Тщеславного Гальярдо, привыкшего к театральной декоративности, к восторгам публики и крупным деньгам, ужасало это существование безвестного землевладельца, обреченного на бережливость и непрестанную борьбу с нуждой. Богатство — понятие весьма растяжимое. Богатство Гальярдо росло по мере того, как он делал карьеру, но никогда не могло угнаться за его потребностями. Было время, когда он счел бы себя богатейшим человеком, имей он хоть ничтожную долю нынешнего своего достояния… А сейчас он будет почти бедняком, если откажется от боя быков. Придется лишить себя дорогих андалузских вин и гаванских сигар, которые он раздавал направо и налево. Придется сдерживать свою барственную щедрость и, посещая кафе и таверны, не кричать больше в великодушном порыве человека, привыкшего играть со смертью: «За все уплачено!» Придется расстаться с толпой прихлебателей и льстецов, смешивших его своими слезными просьбами. А когда его полюбит какая-нибудь нищая красотка (если только найдется такая после того, как он уйдет с арены), то уж не сможет он увидеть, как бледнеет она от восторга при виде золотых с жемчугом сережек, не сможет ради забавы облить вином дорогую китайскую шаль, чтобы купить новую, еще лучшую.

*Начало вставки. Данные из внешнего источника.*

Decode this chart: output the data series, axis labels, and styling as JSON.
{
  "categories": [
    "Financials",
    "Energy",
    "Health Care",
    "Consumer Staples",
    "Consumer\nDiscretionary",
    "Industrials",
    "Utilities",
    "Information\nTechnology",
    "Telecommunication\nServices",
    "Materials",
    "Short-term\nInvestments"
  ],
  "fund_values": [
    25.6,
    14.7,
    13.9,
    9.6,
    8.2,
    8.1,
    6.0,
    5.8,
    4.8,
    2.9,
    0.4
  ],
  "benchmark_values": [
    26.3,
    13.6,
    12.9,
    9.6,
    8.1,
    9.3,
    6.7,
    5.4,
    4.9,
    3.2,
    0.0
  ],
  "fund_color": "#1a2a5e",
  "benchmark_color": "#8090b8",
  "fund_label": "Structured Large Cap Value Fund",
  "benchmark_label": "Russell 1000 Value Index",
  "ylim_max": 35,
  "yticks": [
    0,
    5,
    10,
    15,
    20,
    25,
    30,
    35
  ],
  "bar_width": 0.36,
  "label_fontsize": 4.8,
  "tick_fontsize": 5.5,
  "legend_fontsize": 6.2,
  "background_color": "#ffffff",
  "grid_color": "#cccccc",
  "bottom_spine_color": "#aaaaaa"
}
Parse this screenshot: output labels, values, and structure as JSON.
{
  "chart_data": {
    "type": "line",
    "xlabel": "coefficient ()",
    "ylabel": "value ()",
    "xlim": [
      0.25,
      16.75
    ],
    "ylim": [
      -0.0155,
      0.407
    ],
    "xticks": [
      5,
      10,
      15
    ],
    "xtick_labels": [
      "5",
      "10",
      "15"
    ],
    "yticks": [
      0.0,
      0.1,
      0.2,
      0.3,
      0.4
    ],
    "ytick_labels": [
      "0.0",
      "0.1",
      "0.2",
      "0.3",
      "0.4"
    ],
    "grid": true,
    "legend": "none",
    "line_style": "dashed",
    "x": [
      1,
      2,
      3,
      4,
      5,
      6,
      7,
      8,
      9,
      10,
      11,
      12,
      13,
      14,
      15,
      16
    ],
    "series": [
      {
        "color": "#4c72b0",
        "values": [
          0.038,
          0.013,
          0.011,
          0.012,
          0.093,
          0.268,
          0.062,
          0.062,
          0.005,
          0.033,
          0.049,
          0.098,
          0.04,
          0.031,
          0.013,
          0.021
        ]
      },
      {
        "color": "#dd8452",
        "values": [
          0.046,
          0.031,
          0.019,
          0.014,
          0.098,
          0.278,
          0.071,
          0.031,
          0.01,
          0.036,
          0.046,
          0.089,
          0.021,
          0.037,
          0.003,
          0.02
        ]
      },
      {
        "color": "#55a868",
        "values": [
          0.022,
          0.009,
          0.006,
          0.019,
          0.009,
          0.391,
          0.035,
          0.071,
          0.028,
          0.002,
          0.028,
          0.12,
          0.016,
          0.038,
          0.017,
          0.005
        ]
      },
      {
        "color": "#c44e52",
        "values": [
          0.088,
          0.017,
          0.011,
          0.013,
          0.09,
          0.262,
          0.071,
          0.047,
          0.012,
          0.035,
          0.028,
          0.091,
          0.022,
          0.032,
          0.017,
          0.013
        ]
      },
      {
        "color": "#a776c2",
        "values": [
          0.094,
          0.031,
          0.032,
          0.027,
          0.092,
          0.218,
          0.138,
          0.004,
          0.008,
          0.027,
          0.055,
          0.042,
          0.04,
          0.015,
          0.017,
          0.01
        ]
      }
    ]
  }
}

Так он жил и так должен жить дальше. Он был тореро старых времен, такой, каким представляли себе люди настоящего матадора: великодушный, храбрый, безумно расточительный, всегда готовый с княжеской щедростью прийти на помощь несчастным, тронувшим его суровую, чувствительную душу.

Гальярдо презирал многих своих товарищей, тореро нового склада, грубых подмастерьев тавромахии, разъезжавших, словно коммивояжеры, из цирка в цирк, расчетливых и осмотрительных во всех своих тратах. Некоторые из них, по возрасту почти дети, носили в кармане книжечку с записью доходов и расходов, не забывая даже пяти сентимо, истраченных в пути на стакан воды. Они водили знакомство только с богатыми людьми, чтобы пользоваться их гостеприимством, но никогда никого не приглашали сами. Другие перед началом сезона заваривали дома побольше кофе и возили с собой в бутылках черную жидкость, разогревая ее по мере надобности, чтобы сократить расходы в отеле. Многие квадрильи голодали, открыто жалуясь на скупость своих маэстро.